Configuration¶

Kiwi Voice is configured through two files:

File	Purpose
`config.yaml`	All settings — language, STT, TTS, wake word, security, API
`.env`	Secrets and provider overrides (API keys, tokens)

Precedence: config.yaml → environment variables (.env) → hardcoded defaults.

config.yaml¶

Language¶

language: "en"   # en, ru, es, pt, fr, it, de, tr, pl, zh, ja, ko, hi, ar, id

Controls all user-facing strings, STT language, TTS voice selection, wake word variants, and security patterns.

Wake Word¶

wake_word:
  engine: "text"             # text (fuzzy match) or openwakeword (ML model)
  keyword: "kiwi"
  model: "hey_jarvis"        # OpenWakeWord model name or path to .onnx
  threshold: 0.5             # Detection sensitivity (0.0–1.0)

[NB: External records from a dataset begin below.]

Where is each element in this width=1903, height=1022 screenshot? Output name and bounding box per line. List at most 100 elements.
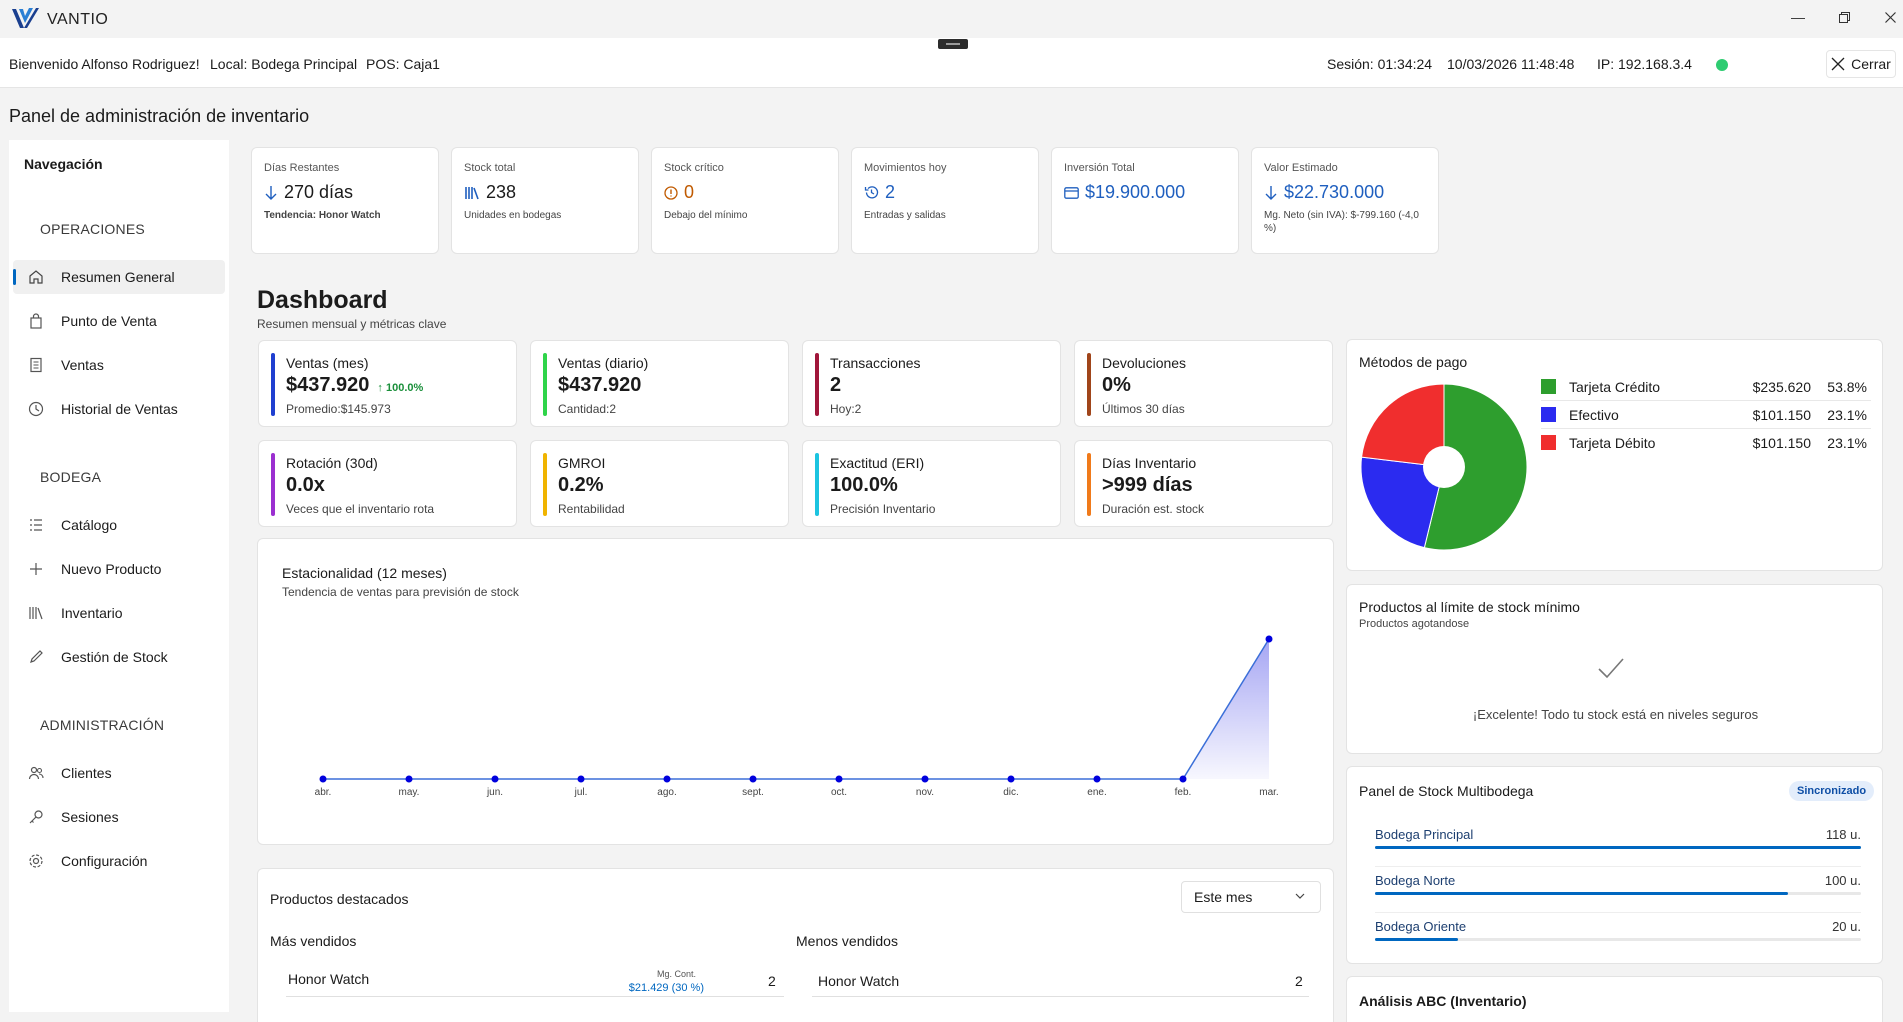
kpi-value-row: $437.920 ↑ 100.0% <box>286 374 423 397</box>
data-point[interactable] <box>491 775 499 783</box>
kpi-label: GMROI <box>558 455 606 471</box>
people-icon <box>27 764 45 782</box>
page-title: Panel de administración de inventario <box>9 106 310 126</box>
legend-swatch <box>1541 379 1556 394</box>
kpi-card: Ventas (diario) $437.920 Cantidad:2 <box>530 340 789 427</box>
warehouse-level-fill <box>1375 892 1789 895</box>
legend-row: Tarjeta Crédito $235.620 53.8% <box>1541 373 1871 401</box>
kpi-label: Transacciones <box>830 355 921 371</box>
session-timer: Sesión: 01:34:24 <box>1327 56 1433 72</box>
kpi-accent-bar <box>271 453 275 516</box>
data-point[interactable] <box>405 775 413 783</box>
legend-percent: 23.1% <box>1827 435 1867 451</box>
sidebar-item-clientes[interactable]: Clientes <box>13 756 225 790</box>
product-name: Honor Watch <box>288 971 370 987</box>
legend-percent: 23.1% <box>1827 407 1867 423</box>
warehouse-row[interactable]: Bodega Norte 100 u. <box>1375 867 1861 913</box>
sidebar-item-punto-de-venta[interactable]: Punto de Venta <box>13 304 225 338</box>
kpi-value-row: 0.2% <box>558 474 604 497</box>
kpi-value: 0.0x <box>286 474 325 496</box>
sidebar-item-configuracion[interactable]: Configuración <box>13 844 225 878</box>
x-tick-label: mar. <box>1259 787 1278 798</box>
local-text: Local: Bodega Principal <box>210 56 358 72</box>
abc-title: Análisis ABC (Inventario) <box>1359 993 1527 1009</box>
pencil-icon <box>27 648 45 666</box>
featured-products-card: Productos destacados Este mes Más vendid… <box>257 868 1334 1022</box>
sidebar-item-catalogo[interactable]: Catálogo <box>13 508 225 542</box>
kpi-value-row: 2 <box>830 374 841 397</box>
key-icon <box>27 808 45 826</box>
kpi-label: Ventas (diario) <box>558 355 649 371</box>
pie-slice[interactable] <box>1361 383 1445 468</box>
pos-text: POS: Caja1 <box>366 56 440 72</box>
sidebar-item-sesiones[interactable]: Sesiones <box>13 800 225 834</box>
data-point[interactable] <box>1007 775 1015 783</box>
kpi-sub: Hoy:2 <box>830 402 862 416</box>
data-point[interactable] <box>663 775 671 783</box>
warehouse-level-track <box>1375 846 1861 849</box>
legend-row: Efectivo $101.150 23.1% <box>1541 401 1871 429</box>
minimize-button[interactable]: — <box>1775 4 1821 30</box>
sidebar-item-label: Configuración <box>61 853 148 869</box>
kpi-value: 0.2% <box>558 474 604 496</box>
plus-icon <box>27 560 45 578</box>
period-select[interactable]: Este mes <box>1181 881 1321 913</box>
pie-center-hole <box>1423 446 1465 488</box>
warehouse-row[interactable]: Bodega Principal 118 u. <box>1375 821 1861 867</box>
margin-value: $21.429 (30 %) <box>628 982 704 994</box>
kpi-accent-bar <box>815 453 819 516</box>
stat-card-stock-critico: Stock crítico 0 Debajo del mínimo <box>651 147 839 254</box>
drag-handle[interactable] <box>938 39 968 49</box>
legend-amount: $101.150 <box>1752 407 1811 423</box>
kpi-sub: Rentabilidad <box>558 502 625 516</box>
ip-text: IP: 192.168.3.4 <box>1597 56 1692 72</box>
warehouse-row[interactable]: Bodega Oriente 20 u. <box>1375 913 1861 959</box>
low-stock-card: Productos al límite de stock mínimo Prod… <box>1346 584 1883 754</box>
best-seller-row[interactable]: Honor Watch Mg. Cont. $21.429 (30 %) 2 <box>286 963 784 997</box>
window-close-button[interactable] <box>1867 4 1903 30</box>
sidebar-item-ventas[interactable]: Ventas <box>13 348 225 382</box>
stat-value-row: $22.730.000 <box>1264 182 1384 203</box>
product-qty: 2 <box>1295 973 1303 989</box>
data-point[interactable] <box>319 775 327 783</box>
data-point[interactable] <box>1179 775 1187 783</box>
sidebar-item-nuevo-producto[interactable]: Nuevo Producto <box>13 552 225 586</box>
sidebar-item-gestion-de-stock[interactable]: Gestión de Stock <box>13 640 225 674</box>
nav-section-administracion: ADMINISTRACIÓN <box>40 717 165 733</box>
sidebar-item-label: Punto de Venta <box>61 313 157 329</box>
legend-swatch <box>1541 435 1556 450</box>
pie-slice[interactable] <box>1423 383 1528 551</box>
data-point[interactable] <box>749 775 757 783</box>
stat-sub: Mg. Neto (sin IVA): $-799.160 (-4,0 %) <box>1264 210 1419 234</box>
data-point[interactable] <box>577 775 585 783</box>
kpi-trend: ↑ 100.0% <box>377 382 424 394</box>
abc-analysis-card: Análisis ABC (Inventario) <box>1346 976 1883 1022</box>
kpi-sub: Promedio:$145.973 <box>286 402 391 416</box>
x-tick-label: oct. <box>831 787 847 798</box>
sidebar-item-label: Ventas <box>61 357 104 373</box>
x-tick-label: nov. <box>916 787 934 798</box>
sidebar-item-historial-de-ventas[interactable]: Historial de Ventas <box>13 392 225 426</box>
pie-slice[interactable] <box>1360 456 1445 549</box>
sidebar-item-inventario[interactable]: Inventario <box>13 596 225 630</box>
data-point[interactable] <box>835 775 843 783</box>
sidebar-item-resumen-general[interactable]: Resumen General <box>13 260 225 294</box>
payment-methods-title: Métodos de pago <box>1359 354 1468 370</box>
kpi-value: 2 <box>830 374 842 396</box>
worst-seller-row[interactable]: Honor Watch 2 <box>812 963 1309 997</box>
warehouse-name: Bodega Norte <box>1375 873 1456 888</box>
logout-button[interactable]: Cerrar <box>1826 50 1896 78</box>
kpi-label: Rotación (30d) <box>286 455 378 471</box>
data-point[interactable] <box>1265 635 1273 643</box>
kpi-label: Días Inventario <box>1102 455 1197 471</box>
data-point[interactable] <box>1093 775 1101 783</box>
area-fill <box>323 639 1269 779</box>
legend-swatch <box>1541 407 1556 422</box>
gear-icon <box>27 852 45 870</box>
restore-button[interactable] <box>1821 4 1867 30</box>
library-icon <box>27 604 45 622</box>
close-icon <box>1831 57 1845 71</box>
data-point[interactable] <box>921 775 929 783</box>
sidebar-title: Navegación <box>24 156 103 172</box>
checkmark-icon <box>1598 658 1624 679</box>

See Wake Word Detection for details on both engines.

Speech-to-Text¶

stt:
  engine: "faster-whisper"   # faster-whisper or mlx-whisper (Apple Silicon)
  model: "small"             # tiny, base, small, medium, large
  device: "cuda"             # cuda or cpu
  compute_type: "float16"    # float16 (GPU) or int8 (CPU)

Model size tradeoff

small is the sweet spot — fast with good accuracy. Use large for best accuracy (slower startup), tiny for minimal resources.

Text-to-Speech¶

tts:
  provider: "kokoro"         # kokoro, piper, qwen3, elevenlabs
  elevenlabs:
    voice_id: "aEO01A4wXwd1O8GPgGlF"
    model_id: "eleven_multilingual_v2"
    stability: 0.45
    similarity_boost: 0.75
    speed: 1.0
  kokoro:
    voice: "af_heart"        # 14 voices available
    speed: 1.0
  piper:
    model: "en_US-lessac-medium"
  qwen3:
    backend: "local"         # local or runpod

See TTS Providers for a full comparison.

Speaker Priority¶

speaker_priority:
  owner:
    name: "Owner"            # Change to your name

Voice Security¶

security:
  telegram_approval_enabled: true

LLM¶

llm:
  model: "openai/gpt-4o"
  chat_timeout: 120

Audio Devices¶

audio:
  output_device: null        # null = system default
  input_device: null         # null = system default

List available devices:

python -c "import sounddevice; print(sounddevice.query_devices())"

REST API¶

api:
  enabled: true
  host: "0.0.0.0"
  port: 7789

Web Audio¶

web_audio:
  enabled: true
  sample_rate: 16000
  max_clients: 3

Home Assistant¶

homeassistant:
  enabled: true
  url: "http://homeassistant.local:8123"
  token: ""                  # Long-Lived Access Token

Souls (Personalities)¶

souls:
  default: "mindful-companion"
  nsfw:
    model: "openrouter/mistralai/mistral-7b-instruct"
    session: "kiwi-nsfw"

Environment Variables¶

All settings can be overridden via environment variables in .env:

Variable	Description
`KIWI_LANGUAGE`	Override language (`en`, `ru`, etc.)
`KIWI_TTS_PROVIDER`	Override TTS provider (`kokoro`, `piper`, `qwen3`, `elevenlabs`)
`KIWI_ELEVENLABS_API_KEY`	ElevenLabs API key
`RUNPOD_API_KEY`	RunPod API key (Qwen3-TTS serverless)
`RUNPOD_TTS_ENDPOINT_ID`	RunPod endpoint ID
`KIWI_TELEGRAM_BOT_TOKEN`	Telegram bot token (voice security)
`KIWI_TELEGRAM_CHAT_ID`	Telegram chat ID for approvals
`KIWI_WAKE_ENGINE`	Override wake word engine (`text`, `openwakeword`)
`KIWI_WAKE_MODEL`	Override OpenWakeWord model
`KIWI_WAKE_THRESHOLD`	Override detection threshold
`KIWI_STT_ENGINE`	Override STT engine (`faster-whisper`, `mlx-whisper`)
`KIWI_FFMPEG_PATH`	Custom FFmpeg path
`KIWI_DEBUG`	Enable debug logging
`LLM_MODEL`	Override LLM model

See .env.example in the repository for the full list.